Das Zitat des Tages:

„Vor allem beim Erstkontakt mit Ihrem Klienten ist es wichtig, ihn so schnell wie möglich zu Wort kommen zu lassen und darauf zu bestehen, dass er seine Gefühle selbst formuliert.“

(Ratgeber für angewandte Psychologie, S. 75)

Sophias Referendarin wartete bereits draußen auf dem Parkplatz des Bildungsinstitutes auf mich. Zu blöd, ich hätte mir gerne noch einen Kaffee und einen kleinen Frühstückssnack in der Bäckerei gekauft, bevor es losging. Dieses misslungene Geburtstagsessen mit Sophia und dem lahmen Lukas steckte mir noch immer in den Knochen. Doch aus meinem kleinen, dringend benötigten, schön zuckrigem Koffein-Push würde nichts werden. Viel zu unhöflich. Ich bekam glatt ein wenig Mitleid mit Sophias Schützling, als ich mir so ansah, wie nervös sie vor dem Haupteingang auf und ab lief. Jung, konservativ gekleidet, unscheinbar. Ich dachte an meine moralische Verpflichtung Sophia gegenüber, fühlte mich wie Doktor Faustus, der diesen unglücksseligen Pakt mit Mephisto eingegangen war, und gab mir einen Ruck.
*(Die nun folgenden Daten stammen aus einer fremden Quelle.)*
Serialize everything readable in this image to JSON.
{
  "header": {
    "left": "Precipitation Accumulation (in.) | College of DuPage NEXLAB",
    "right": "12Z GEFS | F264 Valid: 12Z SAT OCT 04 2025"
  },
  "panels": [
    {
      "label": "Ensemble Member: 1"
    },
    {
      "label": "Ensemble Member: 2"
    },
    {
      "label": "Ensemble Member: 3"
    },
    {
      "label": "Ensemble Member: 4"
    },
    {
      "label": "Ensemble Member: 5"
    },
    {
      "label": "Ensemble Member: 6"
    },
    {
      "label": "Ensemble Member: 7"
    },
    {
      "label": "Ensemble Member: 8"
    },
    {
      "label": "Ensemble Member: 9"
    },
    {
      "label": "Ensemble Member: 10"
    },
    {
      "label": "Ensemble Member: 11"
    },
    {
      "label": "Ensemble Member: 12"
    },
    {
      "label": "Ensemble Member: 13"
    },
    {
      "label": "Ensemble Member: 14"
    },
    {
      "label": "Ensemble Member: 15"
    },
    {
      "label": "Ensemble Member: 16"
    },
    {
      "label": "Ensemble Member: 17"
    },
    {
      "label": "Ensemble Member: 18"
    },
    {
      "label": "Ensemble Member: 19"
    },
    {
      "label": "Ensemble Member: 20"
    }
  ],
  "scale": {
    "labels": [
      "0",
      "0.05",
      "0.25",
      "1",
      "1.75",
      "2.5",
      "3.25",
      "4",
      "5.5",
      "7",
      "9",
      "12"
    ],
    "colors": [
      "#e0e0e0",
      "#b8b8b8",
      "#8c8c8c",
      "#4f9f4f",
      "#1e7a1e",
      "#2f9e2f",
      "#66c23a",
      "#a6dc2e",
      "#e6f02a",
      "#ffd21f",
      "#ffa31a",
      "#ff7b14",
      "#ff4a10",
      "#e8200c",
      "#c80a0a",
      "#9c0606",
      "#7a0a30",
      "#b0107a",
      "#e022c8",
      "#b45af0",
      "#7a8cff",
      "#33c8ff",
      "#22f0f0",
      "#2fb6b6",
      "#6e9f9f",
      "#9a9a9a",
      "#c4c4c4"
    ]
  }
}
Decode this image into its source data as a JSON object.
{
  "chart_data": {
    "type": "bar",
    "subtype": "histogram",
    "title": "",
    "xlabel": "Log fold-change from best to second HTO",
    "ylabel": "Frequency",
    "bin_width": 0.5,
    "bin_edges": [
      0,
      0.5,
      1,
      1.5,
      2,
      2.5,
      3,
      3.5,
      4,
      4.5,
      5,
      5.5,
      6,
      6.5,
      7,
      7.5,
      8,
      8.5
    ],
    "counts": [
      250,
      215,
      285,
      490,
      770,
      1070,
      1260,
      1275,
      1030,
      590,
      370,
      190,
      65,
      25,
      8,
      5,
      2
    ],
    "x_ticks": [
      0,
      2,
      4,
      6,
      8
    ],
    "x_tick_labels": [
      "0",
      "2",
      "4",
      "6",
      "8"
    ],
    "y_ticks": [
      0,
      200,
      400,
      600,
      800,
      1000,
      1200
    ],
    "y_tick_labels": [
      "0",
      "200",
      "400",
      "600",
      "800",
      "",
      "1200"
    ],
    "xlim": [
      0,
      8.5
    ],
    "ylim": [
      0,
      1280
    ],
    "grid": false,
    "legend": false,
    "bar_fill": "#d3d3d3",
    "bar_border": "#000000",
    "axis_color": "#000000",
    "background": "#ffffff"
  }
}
„Guten Morgen. Sie warten sicherlich bereits auf mich. Fichtner, Mia Fichtner.“

„Ja, Sophia, also Frau Lehmberger hat mich geschickt.“

Schlaffer Händedruck, leise Stimme. Keine Namensnennung.

„Entschuldigung, wie war Ihr Name noch?“

„Ana. Ana López.“

Ich starrte sie an. Mein Verhalten war überaus unprofessionell. Von wegen Stigmatisierung und so, aber ich konnte einfach nicht anders.

„Oh, Ihr Name hört sich in meinen Ohren spanisch an.“

Es war das erste Mal, dass sie mir in die Augen blickte. Ihre Stimme klang deutlich kraftvoller als bei unserer Begrüßung.

„Das stimmt, meine Familie kommt von dort, aber ich bin hier geboren und aufgewachsen.“

Gastarbeiterkind zweiter Generation, ratterte es in meinem Kopf. Spanien. Ich brauchte keinen Kaffee mehr, um wach zu werden. Während wir die Treppen hochstiegen, fragte ich mich, ob Sophia mir Ana mit Absicht geschickt hatte. Zuzutrauen wäre es ihr. Andererseits duzte Sophia sich an der Schule prinzipiell sofort mit allen. Nein, nein es war gemein, Sophia unter Generalverdacht zu stellen. Sie war sicherlich unschuldig. Da Ana akzentfrei Deutsch sprach und der Vorname neutral war, hatte Sophia diesmal mit ziemlicher Sicherheit entgegen ihrer Vorliebe ausnahmsweise einmal keine pädagogischen Hintergedanken gehegt.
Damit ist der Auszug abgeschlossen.